DIVANEPHI
Das Feuer
Alles in Kürze Würze


Bei diesem Werk habe ich gelernt, wie spannend es sein kann, verschiedene Stilelemente miteinander zu kombinieren – zum Beispiel realistische Körperformen mit ornamentalen, fast grafischen Haarstrukturen. Ich habe verstanden, dass es in der Kunst nicht immer um perfekte Gleichheit oder Symmetrie geht. Gerade das bewusste Brechen von Einheit und Wiederholung kann einer Figur Charakter und Ausdruck verleihen. Dadurch ist „Divanephi“ für mich auch ein Experiment in Freiheit und Stilbruch geworden.
Im Langen liegt das Verlangen.
TECHNIK
„Divanephi“ ist eine surreal anmutende Figurendarstellung, geschaffen mit Ölfarbe auf Leinwand. Die hybride Gestalt – halb Tier, halb Mensch – schwebt leichtfüssig durch einen weissen Bildraum, der ihr eine fast träumerische Schwerelosigkeit verleiht. In ihrer Hand hält sie mit einem schelmischen Lächeln eine Schale mit Ramen, während sie sich mit dramatisch geschwungenem Haar und expressivem Blick direkt an das Publikum wendet.
Die Maltechnik verbindet klassische Körpermodellierung mit ornamental-abstrakten Elementen: Während der Körper weich und plastisch gemalt ist, erinnern die feingliedrigen Locken an Jugendstilornamente und verleihen dem Werk eine grafische Spannung. Die Farbwahl ist bewusst kontrastreich, mit einem Fokus auf warme Rotbrauntöne im Haar und kühlen Grünnuancen in der Kleidung. Durch die Ölfarbe entfaltet das Bild eine tiefe Leuchtkraft und haptische Qualität.
DRAMATURGIE
Der Ursprung dieses Bildes liegt in einem Traum. Ich sah eine schwarze Kugel, ruhig treibend auf der Oberfläche eines Sumpfgewässers. In ihrer makellosen, undurchdringlichen Rundung schien sie etwas Absolutes zu verkörpern – etwas, das sich dem Zugriff entzieht und dennoch anzieht. Wie ein Rätsel aus dem Innern.
Dann begannen sich parallele Linien unter der Wasseroberfläche zu bewegen, erst kaum merklich. Sie formten allmählich den Ansatz eines Schlangenkörpers – geschmeidig, flach, gleitend. In der Mitte der Komposition stand unverrückbar eine weiblich wirkende Figur. Starr, schön, fast überirdisch – wie eine Ikone.
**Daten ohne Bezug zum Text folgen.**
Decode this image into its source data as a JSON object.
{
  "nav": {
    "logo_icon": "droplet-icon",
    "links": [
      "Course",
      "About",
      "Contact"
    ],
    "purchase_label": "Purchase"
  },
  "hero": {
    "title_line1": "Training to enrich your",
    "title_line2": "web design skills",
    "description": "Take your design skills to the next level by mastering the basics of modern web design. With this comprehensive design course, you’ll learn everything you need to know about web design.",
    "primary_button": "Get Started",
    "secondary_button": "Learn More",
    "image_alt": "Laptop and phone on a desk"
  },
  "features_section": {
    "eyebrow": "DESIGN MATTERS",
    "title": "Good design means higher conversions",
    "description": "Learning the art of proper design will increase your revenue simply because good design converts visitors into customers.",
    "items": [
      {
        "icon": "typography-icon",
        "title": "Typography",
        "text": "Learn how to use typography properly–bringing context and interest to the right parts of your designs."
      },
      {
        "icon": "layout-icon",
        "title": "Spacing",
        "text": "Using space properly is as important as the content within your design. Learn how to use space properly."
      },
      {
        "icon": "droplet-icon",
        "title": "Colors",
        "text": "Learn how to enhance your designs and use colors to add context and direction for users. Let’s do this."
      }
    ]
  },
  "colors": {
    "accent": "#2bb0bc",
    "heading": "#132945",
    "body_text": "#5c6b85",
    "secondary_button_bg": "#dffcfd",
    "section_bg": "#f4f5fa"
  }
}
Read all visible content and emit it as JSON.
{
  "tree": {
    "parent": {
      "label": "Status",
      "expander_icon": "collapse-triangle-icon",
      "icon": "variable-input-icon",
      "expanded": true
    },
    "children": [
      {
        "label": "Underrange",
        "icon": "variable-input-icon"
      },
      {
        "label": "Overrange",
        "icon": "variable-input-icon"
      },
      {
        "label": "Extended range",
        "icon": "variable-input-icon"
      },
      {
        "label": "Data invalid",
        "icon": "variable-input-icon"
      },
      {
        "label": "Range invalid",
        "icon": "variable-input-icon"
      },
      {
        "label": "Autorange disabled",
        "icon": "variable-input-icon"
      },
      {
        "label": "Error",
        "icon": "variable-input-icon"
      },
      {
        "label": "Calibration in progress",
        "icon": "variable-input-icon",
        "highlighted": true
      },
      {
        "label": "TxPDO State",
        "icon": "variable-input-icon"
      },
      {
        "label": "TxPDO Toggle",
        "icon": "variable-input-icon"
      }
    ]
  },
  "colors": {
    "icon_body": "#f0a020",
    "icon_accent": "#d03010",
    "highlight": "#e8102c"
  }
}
Ich wollte mich ihr nähern. Doch im selben Moment offenbarte sich das eigentliche Wesen dieser Szene: Aus dem Sumpf erhob sich ein gewaltiges Maul. Ein Gebiss, das alles verschlingen konnte. Die ganze Inszenierung – Kugel, Linien, Schönheit – entpuppte sich als Lockmittel. Als Falle. Wie beim Anglerfisch, der seine Beute mit einem leuchtenden Köder anzieht.
Diese Arbeit ist meine persönliche Interpretation von Gier.
Nicht als lautes Verlangen, sondern als stille Bewegung. Gier zeigt sich hier als Illusion, als Bild der Perfektion, das sich über unsere tiefsten Triebe legt. Sie lockt mit Schönheit, mit Ruhe, mit Form – aber hinter der Oberfläche lauert etwas ganz anderes. Eine destruktive Kraft, die genau davon lebt, dass wir sie nicht erkennen wollen.
In meiner künstlerischen Arbeit entwickle ich ein eigenes ikonografisches Vokabular, das aus Träumen, Affekten und archetypischen Bildern gespeist wird. Jedes Werk entsteht aus einem inneren Impuls heraus – oft unbewusst, oft körperlich spürbar – und wird dann in einer visuell verdichteten Sprache umgesetzt. Ich arbeite mit Symbolen, die nicht aus der Theorie stammen, sondern aus dem Erleben.
Die schwarze Kugel ist für mich ein Symbol des Ursprungs – aber auch der Täuschung.
Der Sumpf steht für das Unbewusste, das Unergründliche.
Die Schlange verkörpert Verwandlung und List.
Die weibliche Gestalt ist Projektion und Versprechen zugleich.
Und das Gebiss – schliesslich – ist der Moment der Erkenntnis. Brutal, endgültig.
Dieses Werk ist der erste Eintrag in meinem persönlichen ikonografischen Katalog – ein sich fortlaufend entwickelndes System, das meinen inneren Bildern eine visuelle Ordnung gibt. Es ist ein Versuch, das Unsichtbare sichtbar zu machen. Und das Allzu Menschliche in Formen zu fassen.